When he asked me to be his wife, standing on the street corner on the way back from the first dance I went to after Bill’s death, the light fading and his eyes wide with fear, I didn’t think about what would happen to him if I said no. But perhaps I should have done. Because what I saw as breaking his heart might really have been setting him free, setting him on the path to find the girl who was right for him. Whether that was Joan Jenkins or someone he hadn’t met yet. When I said yes, and I was screaming no inside, I thought I was doing the best I could for him. But now I’m not so sure.
He wakes after half an hour and shakes his head in that funny way he always does, as if to get rid of the last remnants of sleep.
‘I’d better take this one out for a walk, hadn’t I? Come on then, Dog.’
He doesn’t ask if I want to come along. He knows one outing a day is more than enough for me. I get my book out and step into someone else’s life for an hour, someone young and rich and full of energy. I’ve always loved that about reading. Being able to experience a different time or place, but mostly getting a chance to experience being a different person altogether. One who’s braver, who knows what she wants and reaches for it without apology, or one who doesn’t have regrets. How different would my life have been if I’d been a different sort of person?
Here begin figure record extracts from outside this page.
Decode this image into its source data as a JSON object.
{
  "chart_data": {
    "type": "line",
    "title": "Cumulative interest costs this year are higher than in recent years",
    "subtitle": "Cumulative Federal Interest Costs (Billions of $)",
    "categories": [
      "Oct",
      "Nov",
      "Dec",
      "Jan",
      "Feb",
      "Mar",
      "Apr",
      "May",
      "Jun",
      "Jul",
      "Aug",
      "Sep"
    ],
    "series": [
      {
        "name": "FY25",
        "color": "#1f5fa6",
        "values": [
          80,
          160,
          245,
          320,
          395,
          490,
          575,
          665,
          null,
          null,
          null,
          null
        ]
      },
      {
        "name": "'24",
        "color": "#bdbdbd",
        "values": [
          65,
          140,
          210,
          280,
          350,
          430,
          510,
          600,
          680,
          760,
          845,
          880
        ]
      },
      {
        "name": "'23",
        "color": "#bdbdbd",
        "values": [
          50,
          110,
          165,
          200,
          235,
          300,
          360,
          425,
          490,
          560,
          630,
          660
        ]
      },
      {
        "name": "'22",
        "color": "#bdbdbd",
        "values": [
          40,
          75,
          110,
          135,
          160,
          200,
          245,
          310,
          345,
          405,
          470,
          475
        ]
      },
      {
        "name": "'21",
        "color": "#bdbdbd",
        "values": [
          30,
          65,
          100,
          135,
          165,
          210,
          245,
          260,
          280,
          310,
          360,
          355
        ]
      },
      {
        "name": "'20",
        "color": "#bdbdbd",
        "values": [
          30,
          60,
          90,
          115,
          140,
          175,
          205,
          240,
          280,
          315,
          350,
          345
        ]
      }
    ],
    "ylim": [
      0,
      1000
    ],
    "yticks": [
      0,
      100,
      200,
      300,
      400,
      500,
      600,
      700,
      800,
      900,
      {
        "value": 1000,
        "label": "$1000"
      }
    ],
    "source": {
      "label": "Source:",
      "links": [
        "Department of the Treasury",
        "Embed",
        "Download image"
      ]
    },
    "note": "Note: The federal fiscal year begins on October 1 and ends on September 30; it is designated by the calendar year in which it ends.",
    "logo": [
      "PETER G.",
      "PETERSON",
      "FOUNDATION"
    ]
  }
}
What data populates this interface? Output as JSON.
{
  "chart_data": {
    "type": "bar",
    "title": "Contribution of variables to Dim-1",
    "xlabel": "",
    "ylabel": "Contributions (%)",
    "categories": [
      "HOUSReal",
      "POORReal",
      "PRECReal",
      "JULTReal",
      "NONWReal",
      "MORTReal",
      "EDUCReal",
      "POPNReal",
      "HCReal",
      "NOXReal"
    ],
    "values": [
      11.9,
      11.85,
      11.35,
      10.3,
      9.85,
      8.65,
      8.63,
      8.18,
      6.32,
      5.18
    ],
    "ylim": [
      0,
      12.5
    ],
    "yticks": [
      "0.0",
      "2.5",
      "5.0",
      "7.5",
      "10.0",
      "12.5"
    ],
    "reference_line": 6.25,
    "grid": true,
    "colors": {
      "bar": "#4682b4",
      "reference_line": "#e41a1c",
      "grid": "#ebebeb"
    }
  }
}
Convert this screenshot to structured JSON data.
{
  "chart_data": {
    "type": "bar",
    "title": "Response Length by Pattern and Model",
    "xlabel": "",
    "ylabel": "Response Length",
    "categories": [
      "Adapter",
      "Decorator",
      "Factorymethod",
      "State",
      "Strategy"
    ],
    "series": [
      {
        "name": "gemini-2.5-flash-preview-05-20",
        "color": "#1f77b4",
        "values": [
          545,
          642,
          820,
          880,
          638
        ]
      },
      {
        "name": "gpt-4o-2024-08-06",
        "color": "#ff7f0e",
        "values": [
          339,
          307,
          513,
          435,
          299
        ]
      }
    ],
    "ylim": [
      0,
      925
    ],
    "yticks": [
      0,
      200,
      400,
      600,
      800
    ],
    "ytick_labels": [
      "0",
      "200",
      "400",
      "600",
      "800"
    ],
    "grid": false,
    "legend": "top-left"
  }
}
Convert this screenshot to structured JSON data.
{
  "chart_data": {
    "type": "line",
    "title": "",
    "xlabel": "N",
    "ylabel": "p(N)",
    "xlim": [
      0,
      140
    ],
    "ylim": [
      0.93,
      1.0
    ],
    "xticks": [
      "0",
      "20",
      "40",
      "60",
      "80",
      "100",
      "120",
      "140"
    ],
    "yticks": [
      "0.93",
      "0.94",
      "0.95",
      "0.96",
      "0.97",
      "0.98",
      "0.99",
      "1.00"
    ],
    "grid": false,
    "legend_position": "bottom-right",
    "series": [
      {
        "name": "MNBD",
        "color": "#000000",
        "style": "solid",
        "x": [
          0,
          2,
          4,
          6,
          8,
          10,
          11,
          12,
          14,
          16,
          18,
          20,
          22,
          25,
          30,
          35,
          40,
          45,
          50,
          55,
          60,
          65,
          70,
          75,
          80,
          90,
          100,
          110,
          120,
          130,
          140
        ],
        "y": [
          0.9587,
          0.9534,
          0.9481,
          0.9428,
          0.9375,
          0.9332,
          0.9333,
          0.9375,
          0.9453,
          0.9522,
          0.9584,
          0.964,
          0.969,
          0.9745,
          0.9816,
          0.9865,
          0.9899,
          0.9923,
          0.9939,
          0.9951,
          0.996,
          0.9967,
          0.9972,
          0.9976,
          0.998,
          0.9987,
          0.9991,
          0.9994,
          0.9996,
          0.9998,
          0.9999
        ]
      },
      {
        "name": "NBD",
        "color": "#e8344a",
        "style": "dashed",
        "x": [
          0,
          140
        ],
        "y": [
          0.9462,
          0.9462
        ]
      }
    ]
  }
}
Then he’s back, clutching at his chest, the colour gone from his face.
‘Arthur?’ I’m up and out of my chair. ‘What is it? Should I call the doctor?’
‘No, no,’ he says, ‘let me get my breath.’
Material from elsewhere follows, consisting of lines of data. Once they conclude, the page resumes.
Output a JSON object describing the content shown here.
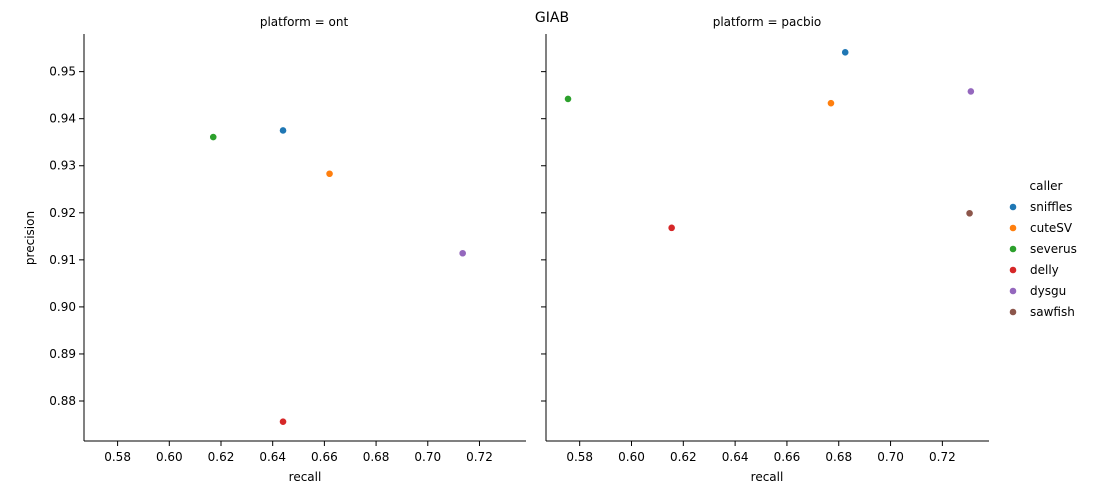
{
  "chart_data": {
    "type": "scatter",
    "suptitle": "GIAB",
    "xlabel": "recall",
    "ylabel": "precision",
    "xlim": [
      0.567,
      0.738
    ],
    "ylim": [
      0.8715,
      0.958
    ],
    "xticks": [
      0.58,
      0.6,
      0.62,
      0.64,
      0.66,
      0.68,
      0.7,
      0.72
    ],
    "xtick_labels": [
      "0.58",
      "0.60",
      "0.62",
      "0.64",
      "0.66",
      "0.68",
      "0.70",
      "0.72"
    ],
    "yticks": [
      0.88,
      0.89,
      0.9,
      0.91,
      0.92,
      0.93,
      0.94,
      0.95
    ],
    "ytick_labels": [
      "0.88",
      "0.89",
      "0.90",
      "0.91",
      "0.92",
      "0.93",
      "0.94",
      "0.95"
    ],
    "legend": {
      "title": "caller",
      "position": "right",
      "entries": [
        {
          "name": "sniffles",
          "color": "#1f77b4"
        },
        {
          "name": "cuteSV",
          "color": "#ff7f0e"
        },
        {
          "name": "severus",
          "color": "#2ca02c"
        },
        {
          "name": "delly",
          "color": "#d62728"
        },
        {
          "name": "dysgu",
          "color": "#9467bd"
        },
        {
          "name": "sawfish",
          "color": "#8c564b"
        }
      ]
    },
    "facets": [
      {
        "title": "platform = ont",
        "points": [
          {
            "caller": "sniffles",
            "recall": 0.644,
            "precision": 0.9375
          },
          {
            "caller": "cuteSV",
            "recall": 0.662,
            "precision": 0.9283
          },
          {
            "caller": "severus",
            "recall": 0.617,
            "precision": 0.9361
          },
          {
            "caller": "delly",
            "recall": 0.644,
            "precision": 0.8756
          },
          {
            "caller": "dysgu",
            "recall": 0.7135,
            "precision": 0.9114
          }
        ]
      },
      {
        "title": "platform = pacbio",
        "points": [
          {
            "caller": "sniffles",
            "recall": 0.6825,
            "precision": 0.9541
          },
          {
            "caller": "cuteSV",
            "recall": 0.677,
            "precision": 0.9433
          },
          {
            "caller": "severus",
            "recall": 0.5755,
            "precision": 0.9442
          },
          {
            "caller": "delly",
            "recall": 0.6155,
            "precision": 0.9168
          },
          {
            "caller": "dysgu",
            "recall": 0.731,
            "precision": 0.9458
          },
          {
            "caller": "sawfish",
            "recall": 0.7305,
            "precision": 0.9199
          }
        ]
      }
    ]
  }
}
I steer him to the sofa and he sits. I’m panicked, unsure what to do. This is one of the reasons I would have made a terrible mother. I don’t know what to do when the unexpected happens.
‘Are you all right?’ I ask, when a couple of minutes have passed.
Olly is sitting at Arthur’s feet, watchful, his lead still on.
‘I just came over a bit funny, that’s all. Indigestion, maybe. I’m all right now, Mabel. I’m all right.’
I fuss over him. Give him the newspaper to read while I cook the dinner, put the softest blanket over his knees. When you’re young, and one of you is ill, you know it’s likely nothing serious. But at this age, every symptom wields the power to terrify. We’ve talked, over the years, about how we’d like to go. Just like most people, I suppose. Quickly, if at all possible. With our dignity and our minds intact. But you don’t get to choose, do you?